John Hurrell – 23 November, 2012
With Wealleans and Fritsch you've got two strong-willed personalities that might possibly create an interesting hybrid without either one dominating. Both have had very successful collaborations with other artists: Wealleans with Francis Upritchard and Fritsch with Gavin Hipkins. And with Fritsch and Wealleans both being interested in the ornamentation of the body it makes good sense to team them up.
Rohan Wealleans and Karl Fritsch
31 October - 24 November 2012
Looking at this exhibition, let’s think about collaboration, that curious method of getting pairs of artists to exhibit together in a manner that is not simply two solo shows juxtaposed or mingled. Ideally it involves showcasing a mutual commonality or else generating a third ‘artist’ that is distinctly separate - a new creative persona.
With Wealleans and Fritsch you’ve got two strong-willed personalities that might possibly create an interesting hybrid without either one dominating. Both have had very successful collaborations with other artists: Wealleans with Francis Upritchard and Fritsch with Gavin Hipkins. And with both being interested in the ornamentation of the body - Fritsch with his rings and Wealleans with his carved paint necklaces (hanging off sculpture) and decorated naked women - it makes good sense to team them up.

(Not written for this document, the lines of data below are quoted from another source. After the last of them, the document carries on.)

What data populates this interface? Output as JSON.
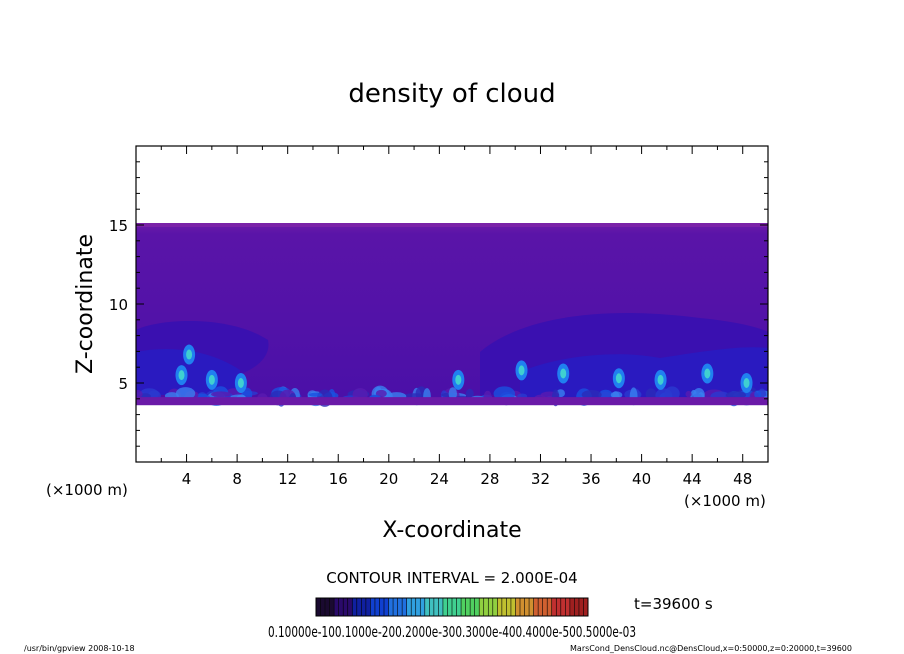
{
  "chart_data": {
    "type": "heatmap",
    "title": "density of cloud",
    "xlabel": "X-coordinate",
    "ylabel": "Z-coordinate",
    "x_unit_left": "(×1000 m)",
    "x_unit_right": "(×1000 m)",
    "xlim": [
      0,
      50
    ],
    "ylim": [
      0,
      20
    ],
    "x_ticks": [
      "4",
      "8",
      "12",
      "16",
      "20",
      "24",
      "28",
      "32",
      "36",
      "40",
      "44",
      "48"
    ],
    "y_ticks": [
      "5",
      "10",
      "15"
    ],
    "field_z_range": [
      3.6,
      15.0
    ],
    "contour_interval_label": "CONTOUR INTERVAL = 2.000E-04",
    "time_label": "t=39600 s",
    "colorbar": {
      "tick_label_text": "0.10000e-100.1000e-200.2000e-300.3000e-400.4000e-500.5000e-03",
      "colors": [
        "#1a0a30",
        "#2a0a6a",
        "#1020a0",
        "#1040d0",
        "#2070e0",
        "#30a0e0",
        "#40c0c0",
        "#40d090",
        "#50d060",
        "#90d040",
        "#c0c030",
        "#d09030",
        "#d06030",
        "#c03030",
        "#a02020"
      ]
    },
    "footer_left": "/usr/bin/gpview   2008-10-18",
    "footer_right": "MarsCond_DensCloud.nc@DensCloud,x=0:50000,z=0:20000,t=39600"
  }
}
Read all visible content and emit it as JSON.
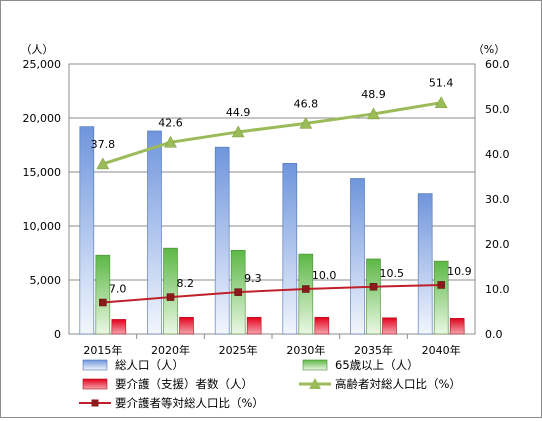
{
  "chart_data": {
    "type": "bar",
    "title": "",
    "categories": [
      "2015年",
      "2020年",
      "2025年",
      "2030年",
      "2035年",
      "2040年"
    ],
    "y_left": {
      "label": "（人）",
      "ylim": [
        0,
        25000
      ],
      "ticks": [
        "0",
        "5,000",
        "10,000",
        "15,000",
        "20,000",
        "25,000"
      ]
    },
    "y_right": {
      "label": "（%）",
      "ylim": [
        0,
        60
      ],
      "ticks": [
        "0.0",
        "10.0",
        "20.0",
        "30.0",
        "40.0",
        "50.0",
        "60.0"
      ]
    },
    "grid": true,
    "legend_position": "bottom",
    "bar_series": [
      {
        "name": "総人口（人）",
        "color": "#9db8e8",
        "values": [
          19200,
          18800,
          17300,
          15800,
          14400,
          13000
        ]
      },
      {
        "name": "65歳以上（人）",
        "color": "#8fd17a",
        "values": [
          7300,
          7950,
          7750,
          7400,
          6950,
          6750
        ]
      },
      {
        "name": "要介護（支援）者数（人）",
        "color": "#e8253a",
        "values": [
          1350,
          1550,
          1550,
          1550,
          1500,
          1450
        ]
      }
    ],
    "line_series": [
      {
        "name": "高齢者対総人口比（%）",
        "color": "#9bbb59",
        "marker": "triangle",
        "values": [
          37.8,
          42.6,
          44.9,
          46.8,
          48.9,
          51.4
        ],
        "labels": [
          "37.8",
          "42.6",
          "44.9",
          "46.8",
          "48.9",
          "51.4"
        ]
      },
      {
        "name": "要介護者等対総人口比（%）",
        "color": "#c0202a",
        "marker": "square",
        "values": [
          7.0,
          8.2,
          9.3,
          10.0,
          10.5,
          10.9
        ],
        "labels": [
          "7.0",
          "8.2",
          "9.3",
          "10.0",
          "10.5",
          "10.9"
        ]
      }
    ]
  }
}
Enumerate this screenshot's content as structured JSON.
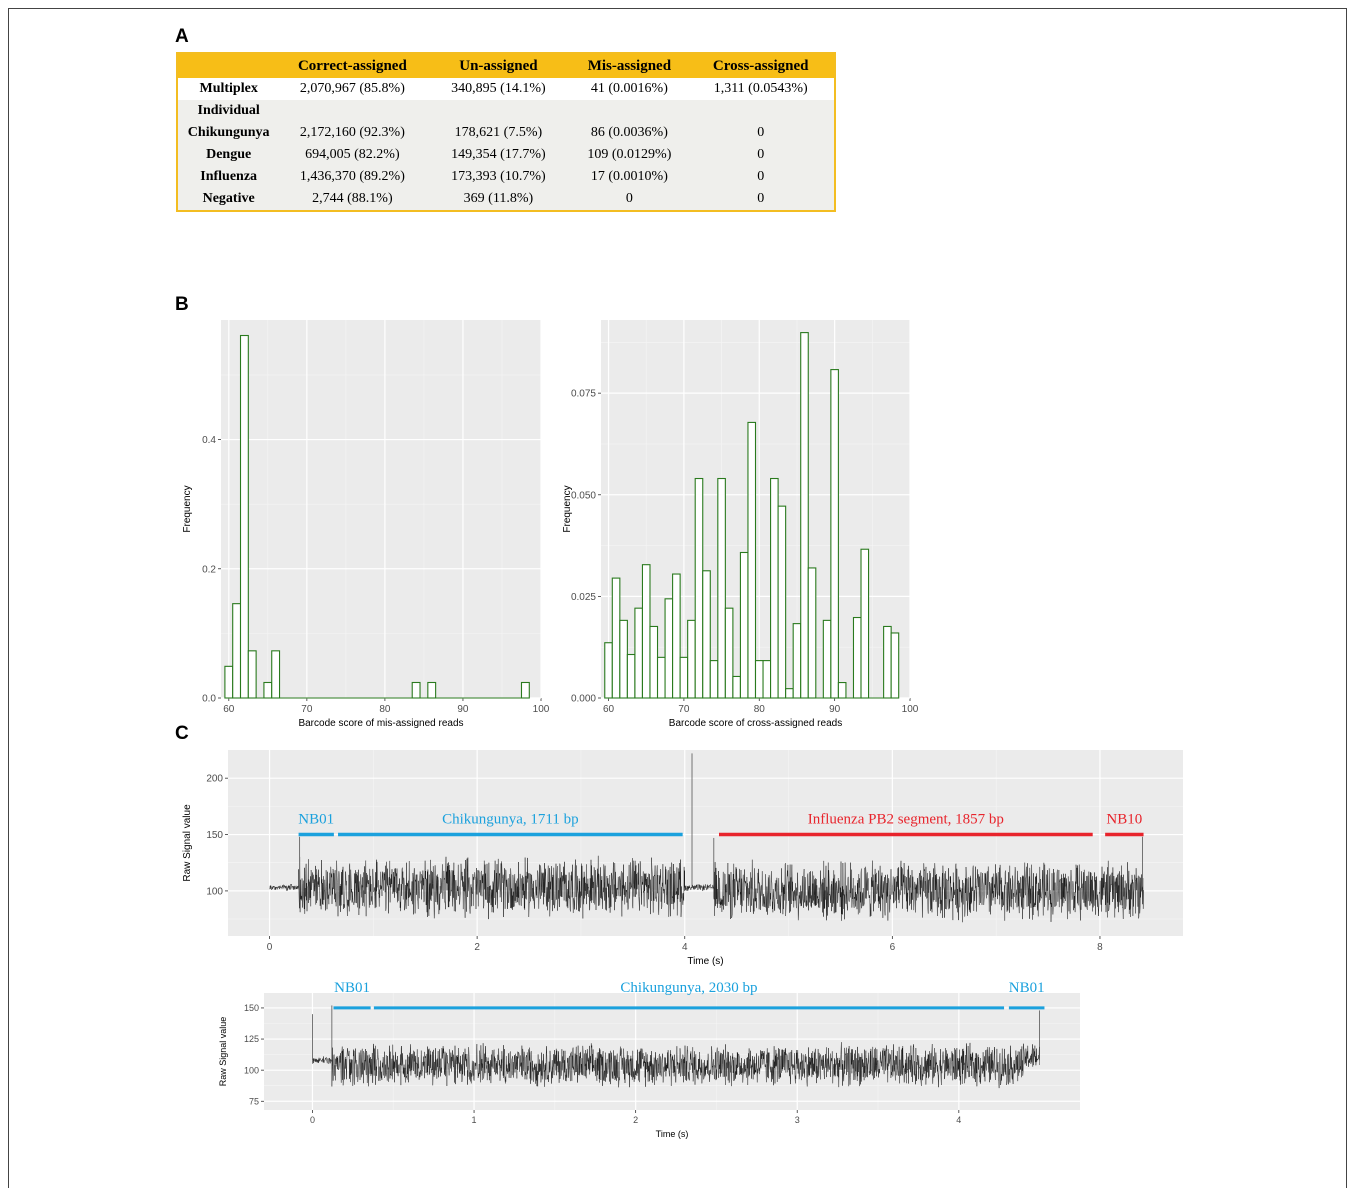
{
  "panels": {
    "a": "A",
    "b": "B",
    "c": "C"
  },
  "table": {
    "headers": [
      "",
      "Correct-assigned",
      "Un-assigned",
      "Mis-assigned",
      "Cross-assigned"
    ],
    "rows": [
      {
        "name": "Multiplex",
        "cells": [
          "2,070,967 (85.8%)",
          "340,895 (14.1%)",
          "41 (0.0016%)",
          "1,311 (0.0543%)"
        ]
      },
      {
        "name": "Individual",
        "cells": [
          "",
          "",
          "",
          ""
        ]
      },
      {
        "name": "Chikungunya",
        "cells": [
          "2,172,160 (92.3%)",
          "178,621 (7.5%)",
          "86 (0.0036%)",
          "0"
        ]
      },
      {
        "name": "Dengue",
        "cells": [
          "694,005 (82.2%)",
          "149,354 (17.7%)",
          "109 (0.0129%)",
          "0"
        ]
      },
      {
        "name": "Influenza",
        "cells": [
          "1,436,370 (89.2%)",
          "173,393 (10.7%)",
          "17 (0.0010%)",
          "0"
        ]
      },
      {
        "name": "Negative",
        "cells": [
          "2,744 (88.1%)",
          "369 (11.8%)",
          "0",
          "0"
        ]
      }
    ]
  },
  "chart_data": [
    {
      "type": "bar",
      "ylabel": "Frequency",
      "xlabel": "Barcode score of mis-assigned reads",
      "xlim": [
        59,
        100
      ],
      "ylim": [
        0,
        0.585
      ],
      "xticks": [
        60,
        70,
        80,
        90,
        100
      ],
      "yticks": [
        0.0,
        0.2,
        0.4
      ],
      "ytick_labels": [
        "0.0",
        "0.2",
        "0.4"
      ],
      "bin_width": 1,
      "bins": [
        [
          59.5,
          0.049
        ],
        [
          60.5,
          0.146
        ],
        [
          61.5,
          0.561
        ],
        [
          62.5,
          0.073
        ],
        [
          64.5,
          0.024
        ],
        [
          65.5,
          0.073
        ],
        [
          83.5,
          0.024
        ],
        [
          85.5,
          0.024
        ],
        [
          97.5,
          0.024
        ]
      ],
      "color": "#2a7a1e"
    },
    {
      "type": "bar",
      "ylabel": "Frequency",
      "xlabel": "Barcode score of cross-assigned reads",
      "xlim": [
        59,
        100
      ],
      "ylim": [
        0,
        0.093
      ],
      "xticks": [
        60,
        70,
        80,
        90,
        100
      ],
      "yticks": [
        0.0,
        0.025,
        0.05,
        0.075
      ],
      "ytick_labels": [
        "0.000",
        "0.025",
        "0.050",
        "0.075"
      ],
      "bin_width": 1,
      "bins": [
        [
          59.5,
          0.0136
        ],
        [
          60.5,
          0.0295
        ],
        [
          61.5,
          0.0191
        ],
        [
          62.5,
          0.0107
        ],
        [
          63.5,
          0.0221
        ],
        [
          64.5,
          0.0328
        ],
        [
          65.5,
          0.0176
        ],
        [
          66.5,
          0.01
        ],
        [
          67.5,
          0.0244
        ],
        [
          68.5,
          0.0305
        ],
        [
          69.5,
          0.01
        ],
        [
          70.5,
          0.0191
        ],
        [
          71.5,
          0.054
        ],
        [
          72.5,
          0.0313
        ],
        [
          73.5,
          0.0092
        ],
        [
          74.5,
          0.054
        ],
        [
          75.5,
          0.0221
        ],
        [
          76.5,
          0.0053
        ],
        [
          77.5,
          0.0358
        ],
        [
          78.5,
          0.0678
        ],
        [
          79.5,
          0.0092
        ],
        [
          80.5,
          0.0092
        ],
        [
          81.5,
          0.054
        ],
        [
          82.5,
          0.0472
        ],
        [
          83.5,
          0.0023
        ],
        [
          84.5,
          0.0183
        ],
        [
          85.5,
          0.0899
        ],
        [
          86.5,
          0.032
        ],
        [
          87.5,
          0.0
        ],
        [
          88.5,
          0.0191
        ],
        [
          89.5,
          0.0808
        ],
        [
          90.5,
          0.0038
        ],
        [
          91.5,
          0.0
        ],
        [
          92.5,
          0.0198
        ],
        [
          93.5,
          0.0366
        ],
        [
          94.5,
          0.0
        ],
        [
          95.5,
          0.0
        ],
        [
          96.5,
          0.0176
        ],
        [
          97.5,
          0.016
        ]
      ],
      "color": "#2a7a1e"
    },
    {
      "type": "line",
      "ylabel": "Raw Signal value",
      "xlabel": "Time (s)",
      "xlim": [
        -0.4,
        8.8
      ],
      "ylim": [
        60,
        225
      ],
      "xticks": [
        0,
        2,
        4,
        6,
        8
      ],
      "yticks": [
        100,
        150,
        200
      ],
      "signal_segments": [
        {
          "start": 0.0,
          "end": 0.28,
          "mean": 103,
          "amp": 3
        },
        {
          "start": 0.28,
          "end": 4.0,
          "mean": 103,
          "amp": 26
        },
        {
          "start": 4.0,
          "end": 4.28,
          "mean": 103,
          "amp": 3
        },
        {
          "start": 4.28,
          "end": 8.42,
          "mean": 100,
          "amp": 26
        }
      ],
      "spikes": [
        [
          0.29,
          148
        ],
        [
          4.07,
          222
        ],
        [
          4.28,
          147
        ],
        [
          8.41,
          148
        ]
      ],
      "annotations": [
        {
          "label": "NB01",
          "start": 0.28,
          "end": 0.62,
          "color": "#1ba1dd"
        },
        {
          "label": "Chikungunya, 1711 bp",
          "start": 0.66,
          "end": 3.98,
          "color": "#1ba1dd"
        },
        {
          "label": "Influenza PB2 segment, 1857 bp",
          "start": 4.33,
          "end": 7.93,
          "color": "#e8242c"
        },
        {
          "label": "NB10",
          "start": 8.05,
          "end": 8.42,
          "color": "#e8242c"
        }
      ]
    },
    {
      "type": "line",
      "ylabel": "Raw Signal value",
      "xlabel": "Time (s)",
      "xlim": [
        -0.3,
        4.75
      ],
      "ylim": [
        68,
        162
      ],
      "xticks": [
        0,
        1,
        2,
        3,
        4
      ],
      "yticks": [
        75,
        100,
        125,
        150
      ],
      "signal_segments": [
        {
          "start": 0.0,
          "end": 0.12,
          "mean": 108,
          "amp": 3
        },
        {
          "start": 0.12,
          "end": 4.4,
          "mean": 104,
          "amp": 17
        },
        {
          "start": 4.4,
          "end": 4.5,
          "mean": 110,
          "amp": 12
        }
      ],
      "spikes": [
        [
          0.0,
          145
        ],
        [
          0.12,
          152
        ],
        [
          4.5,
          148
        ]
      ],
      "annotations": [
        {
          "label": "NB01",
          "start": 0.13,
          "end": 0.36,
          "color": "#1ba1dd"
        },
        {
          "label": "Chikungunya, 2030 bp",
          "start": 0.38,
          "end": 4.28,
          "color": "#1ba1dd"
        },
        {
          "label": "NB01",
          "start": 4.31,
          "end": 4.53,
          "color": "#1ba1dd"
        }
      ]
    }
  ]
}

Wealleans here presents some of his characteristically bulbous, ganglionlike sculptures - a large, pock-marked protruding wall rectangle with threads of laminated paint prisms - and a similarly festooned freestanding paint and polystyrene creature seated on an acrylic-smeared roll of cardboard. On the walls he has framed gouache works that depict intricate layered webs or nets, with lines of beads woven through. Fritsch’s works on the walls include some rings dangling from pinned up cut out photographs, a form of innovative sculptural collage.
The real surprise is a bookcase with various trays of Fritsch rings on its shelves, and below them, some semi-circular ‘cakes’ of thick rubbery paint - uncarved layers that are part of a process Wealleans normally keeps hidden. It is an interesting pairing to have these solid chunks available for viewing with the delicately airy, finely sliced ‘honey-combed’ Wealleans webs on the walls. In terms of mass one seems to compensate for the other.
Fritsch‘s presence seems comparatively understated here, though his rings (really sculpture for the fingers) provide a lot of pleasure and amusement for careful and determined looking. Like Wealleans with painting (and indeed sculpture) he has reinvented how audiences can look at his genre - jewellery. What a ring can be has been forever changed, though with some of these particularly raw items the mind haemorrhages trying to envisage them on a person’s hand, they dominate so. The whole fist, moving arm and clothed torso would become sculpture too. They have such personality they take over.